Es war wie ein Pflichtbeitrag der Bruckner-Uni im Brucknerjahr, seine Sinfonie Nr. 6 (1879-81) in einer Kammermusikfassung in der Privatuniversität vorzustellen. Der dort als Professor für Musiktheorie lehrende deutsche Organist Matthias Giesen hat die verkleinerte Version von Bruckners Sinfonie Nr. 6 erstellt und ihre „Uraufführung“ am Mittwoch einem neunköpfigen Ensemble anvertraut.

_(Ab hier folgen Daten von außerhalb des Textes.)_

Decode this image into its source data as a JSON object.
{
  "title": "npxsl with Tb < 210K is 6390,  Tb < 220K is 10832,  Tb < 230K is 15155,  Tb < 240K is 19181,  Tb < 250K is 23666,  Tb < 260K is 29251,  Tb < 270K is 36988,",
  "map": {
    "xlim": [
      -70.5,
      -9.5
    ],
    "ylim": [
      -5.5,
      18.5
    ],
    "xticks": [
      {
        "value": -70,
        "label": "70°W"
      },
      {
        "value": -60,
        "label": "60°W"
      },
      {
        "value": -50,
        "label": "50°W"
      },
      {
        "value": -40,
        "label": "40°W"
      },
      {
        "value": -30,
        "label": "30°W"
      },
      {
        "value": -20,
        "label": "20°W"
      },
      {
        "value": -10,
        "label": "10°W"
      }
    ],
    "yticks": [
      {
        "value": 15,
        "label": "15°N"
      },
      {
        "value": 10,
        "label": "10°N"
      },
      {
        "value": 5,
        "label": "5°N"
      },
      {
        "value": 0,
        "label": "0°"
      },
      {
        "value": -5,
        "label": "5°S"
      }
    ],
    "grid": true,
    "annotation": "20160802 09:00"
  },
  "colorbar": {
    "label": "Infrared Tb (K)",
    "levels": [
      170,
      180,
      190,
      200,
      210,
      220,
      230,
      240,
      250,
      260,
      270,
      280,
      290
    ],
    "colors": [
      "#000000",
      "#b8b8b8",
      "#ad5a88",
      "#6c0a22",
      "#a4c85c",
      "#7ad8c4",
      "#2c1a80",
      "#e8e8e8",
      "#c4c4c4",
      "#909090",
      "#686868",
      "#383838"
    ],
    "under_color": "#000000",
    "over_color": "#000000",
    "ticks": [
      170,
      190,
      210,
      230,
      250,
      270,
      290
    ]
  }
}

Eine Sensationsleistung, die jede Erwartung von einer neuen Sechsten von Bruckner mit einer komplexen Rezeptionsgeschichte übertroffen hatte. Die Idee hat ihren Ursprung bei Arnold Schönberg, dem um fünfzig Jahren jüngeren Vater der Moderne, daher ist 2024 auch ein Schönberg-Jahr.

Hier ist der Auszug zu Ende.